Thiel Owners


Guys-

I just scored a sweet pair of CS 2.4SE loudspeakers. Anyone else currently or previously owned this model?
Owners of the CS 2.4 or CS 2.7 are free to chime in as well. Thiel are excellent w/ both tubed or solid-state gear!

Keep me posted & Happy Listening!
128x128jafant
tomthiel

2nd Note:
Recorded music is more important now than ever.  Have fun!

Happy Listening!
I find it interesting to explore places I used to live or used to spend time at on Google maps.  I figure that old farmhouse must've been real close to here and judging by the look of the houses there now it might still be standing.  Look familiar?

https://www.google.com/maps/place/602+S+Broadway+St,+Georgetown,+KY+40324/@38.2038309,-84.5603159,3a...
Hi @tomthiel

Sounds like you have a lot of work but all of it is engaging and creative so I am sure you are well motivated.

I did some experimenting a while ago with coils and conductors and discovered how easy it was to have a coil couple via capacitance to traces underneath it. Wonder if you are running into that as well.

Best of luck,

Erik
 I disassembled one (original prototype # -0004) cabinet, removed the crossover and wired only the woofer to the input terminal. The other (-0003) was left as a reference with the internal XO and woofer intact, but with the midrange and tweeter disconnected. I built the woofer section for -0004 by the new layout while using all the original parts in the original orientations. No upgrades, changes or replacements to confuse the issues.

. . .

 #-0004 reference "A" exhibited splatting on every bass+drum hit. It would be attributed to amp clipping or passive radiator and/or woofer bottoming - overload / or just plain too loud for the material.
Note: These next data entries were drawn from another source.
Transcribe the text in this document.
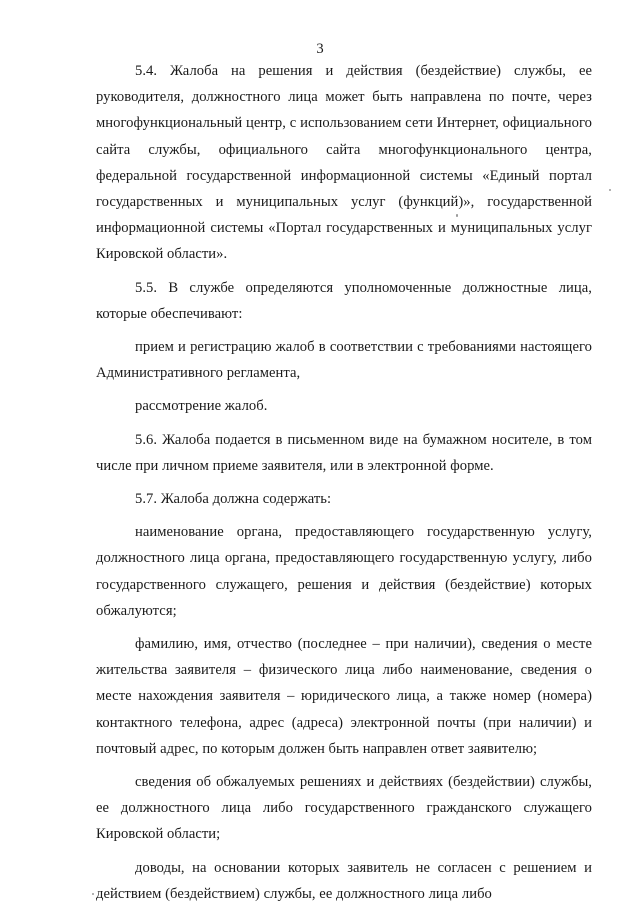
3

5.4. Жалоба на решения и действия (бездействие) службы, ее руководителя, должностного лица может быть направлена по почте, через многофункциональный центр, с использованием сети Интернет, официального сайта службы, официального сайта многофункционального центра, федеральной государственной информационной системы «Единый портал государственных и муниципальных услуг (функций)», государственной информационной системы «Портал государственных и муниципальных услуг Кировской области».

5.5. В службе определяются уполномоченные должностные лица, которые обеспечивают:

прием и регистрацию жалоб в соответствии с требованиями настоящего Административного регламента,

рассмотрение жалоб.

5.6. Жалоба подается в письменном виде на бумажном носителе, в том числе при личном приеме заявителя, или в электронной форме.

5.7. Жалоба должна содержать:

наименование органа, предоставляющего государственную услугу, должностного лица органа, предоставляющего государственную услугу, либо государственного служащего, решения и действия (бездействие) которых обжалуются;

фамилию, имя, отчество (последнее – при наличии), сведения о месте жительства заявителя – физического лица либо наименование, сведения о месте нахождения заявителя – юридического лица, а также номер (номера) контактного телефона, адрес (адреса) электронной почты (при наличии) и почтовый адрес, по которым должен быть направлен ответ заявителю;

сведения об обжалуемых решениях и действиях (бездействии) службы, ее должностного лица либо государственного гражданского служащего Кировской области;

доводы, на основании которых заявитель не согласен с решением и действием (бездействием) службы, ее должностного лица либо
But I didn't turn it down. On -0003 external XO "B", those same hits were audible, but not extreme, in fact they played more like "hard punch" than distortion. . . . Of extreme interest is that speaker A sounded like a woofer, somewhat woofy, lacking the detail one would get from the midrange and tweeter. Speaker B sounded like a full-range presentation; subjectively it was satisfying on its own terms. I had to check to make sure I hadn't somehow left the midrange or tweeter connected. I hadn't.
G'morning Tom
Either my coffee hasn't kicked in or your speaker numbering is flipped from one paragraph to the next. Regardless, it sounds like you heard a *massive* improvement "simply" by moving to an external crossover.

Oy! I am supposed to be done with my mods!!!LOL
FWIW, one of my all-time top 4-5 speakers is the Avalon Ascent, possibly the only external XO speaker I've heard.
Beetle - problem is I don’t drink coffee. Proper number is -0003 is the reference A. Good catch. How’s the coffee?
There are plenty of good reasons for an external XO. But it is tweaky, difficult and would put off many people. In the case of the 2.2, there isn’t a good option to squeeze best parts into the interior spaces. And the merits are likely to be substantial.

But to your Oy! issue, this problem might be peculiar to this model. The general opinion seems to be that the 2.2 is more mellow, easy, forgiving, and with a bigger bass than other Thiel speakers. Some people say it’s the only Thiel they can tolerate. I had speculated that we thought our first passive radiator somehow coupled with rooms "better" than anticipated, giving that full-bottom presentation. But it doesn’t measure "full"; it stacks up quite nicely with the 3.5 and 3.6 that I have here - matching the specified target roll off point without any bloat or other measured anomalies.

John Atkinson used the 2.2 for years as his own system reference. He commented in his Stereophile review how the passive radiator produced a "hard bottoming" relative to the CS2 port’s "soft chuffing" at volume. He said he eventually gave them up because they just wouldn’t produce loud enough bass for him. I can’t visualize how the passive would hit hard - it is made of 2 large, soft surrounds on the back and front of a semi-soft foam plug. ??? So maybe this "splatting", "generalized low end" and "easy mellowness" of the 2.2 are all attributable to these layout and overload characteristics which I am addressing with the EXO.

So, just sit tight regarding your potential need to tweak this problem on your 2.4s; by the time I get to working on the 2.4, we’ll know a lot more. I’m looking forward to picking up the pair I scored on Long Island - when it gets safer.